O enredo deste novo filme gira em torno das lembranças de Jack, criado nos anos 50 por um pai autoritário (Brad Pitt) e uma mãe carinhosa. Com o nascimento de seus dois irmãos, ele é obrigado a dividir o amor materno incondicional e enfrentar o autoritarismo de um pai obsecado pela ideia de que os filhos têm que vencer na vida. Um dia, um fato trágico vai perturbar o frágil equilíbrio familiar. Sean Penn entra na segunda parte da trama, que também propõe, em paralelo, uma visão da humanidade desde a sua gênese. "The Tree of Life"chega às salas de cinema da França nesta terça-feira, 15 de maio.

Mulheres da vida

"L'Apollonide-Souvenirs de la Maison Close" mostra o cativeiro da prostituição.
"L'Apollonide-Souvenirs de la Maison Close" mostra o cativeiro da prostituição. DR

Outro aspirante à Palma é o terceiro dos quatro filmes franceses na corrida, "L'Apollonide-Souvenirs de la Maison Close", de Bertrand Bonello, em seu quinto longa metragem.
Como o nome sugere, a sexualidade é o centro da trama neste bordel onde vivem isoladas, como prisioneiras, 12 prostitutas lindas e inteligentes. Para sua cafetina, porém, elas são simplesmente suas escravas. Os clientes que vêm e vão conhecem apenas a luxúria e o prazer, ignorando a miséria e o medo da morte que rondam a "maison close".
Bertrand Bonello, mais uma vez, explora o universo da marginalidade. O ator e diretor brasileiro Marcelo Telles faz uma ponta no filme.

Na mostra paralela "Um Certo Olhar", duas criações opostas devem impressionar os cinéfilos.

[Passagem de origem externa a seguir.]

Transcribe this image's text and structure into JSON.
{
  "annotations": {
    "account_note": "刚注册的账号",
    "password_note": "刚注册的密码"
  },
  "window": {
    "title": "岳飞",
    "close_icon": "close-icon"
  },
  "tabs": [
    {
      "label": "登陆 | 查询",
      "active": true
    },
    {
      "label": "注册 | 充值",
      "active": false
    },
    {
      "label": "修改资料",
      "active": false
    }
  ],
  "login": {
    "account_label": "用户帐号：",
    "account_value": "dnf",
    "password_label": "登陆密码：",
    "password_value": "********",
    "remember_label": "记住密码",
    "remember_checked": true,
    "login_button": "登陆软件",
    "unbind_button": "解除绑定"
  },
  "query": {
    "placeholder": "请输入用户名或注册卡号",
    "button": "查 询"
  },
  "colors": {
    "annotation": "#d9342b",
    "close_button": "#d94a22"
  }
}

"Hors Satan" se passa em uma atmosfera estranha e mística.
"Hors Satan" se passa em uma atmosfera estranha e mística. DR

Sobrenatural

O diretor francês Bruno Dumont apresenta seu terceiro longa metragem, "Hors Satan", que promete mexer com os nervos do público. Em uma paisagem de dunas, florestas e pântanos, vive um homem estranho que recebe a visita de uma menina da fazenda ao lado. Eles vivem à espera de uma aparição, de um milagre e quase não se falam.

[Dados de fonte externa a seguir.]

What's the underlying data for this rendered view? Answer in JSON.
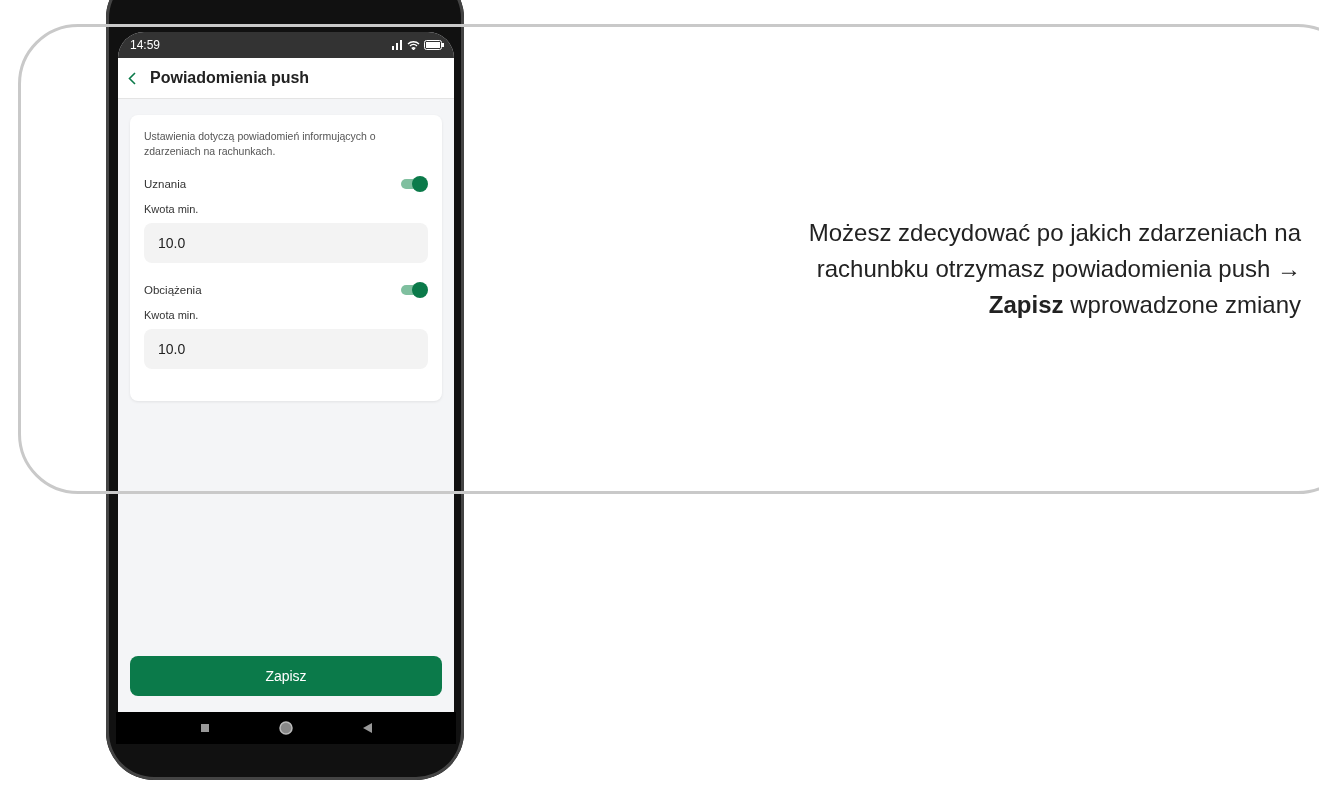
{
  "status_bar": {
    "time": "14:59"
  },
  "header": {
    "title": "Powiadomienia push"
  },
  "card": {
    "description": "Ustawienia dotyczą powiadomień informujących o zdarzeniach na rachunkach.",
    "settings": [
      {
        "label": "Uznania",
        "on": true,
        "field_label": "Kwota min.",
        "value": "10.0"
      },
      {
        "label": "Obciążenia",
        "on": true,
        "field_label": "Kwota min.",
        "value": "10.0"
      }
    ]
  },
  "save_button": "Zapisz",
  "caption": "Możesz zdecydować po jakich zdarzeniach na rachunbku otrzymasz powiadomienia push → **Zapisz** wprowadzone zmiany"
}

Mulheres de diferentes religiões se unem para impedir os homens de um vilarejo de lutarem entre si.
Mulheres de diferentes religiões se unem para impedir os homens de um vilarejo de lutarem entre si. DR

Poder feminino

Já a cineasta libanesa Nadine Labaki mostra uma tragicomédia musical "Where do we go now?", um conto imaginário que fala do destino das mulheres, seu lugar na sociedade e sua garra de viver. Tudo se passa em um vilarejo isolado em uma montanha, onde um grupo de mulheres de diversas religiões se unem e usam, com muita esperteza, estratégias para seus maridos, pais e filhos não entrarem em guerra. O trágico encontra o humor, em uma mensagem fortemente humanista.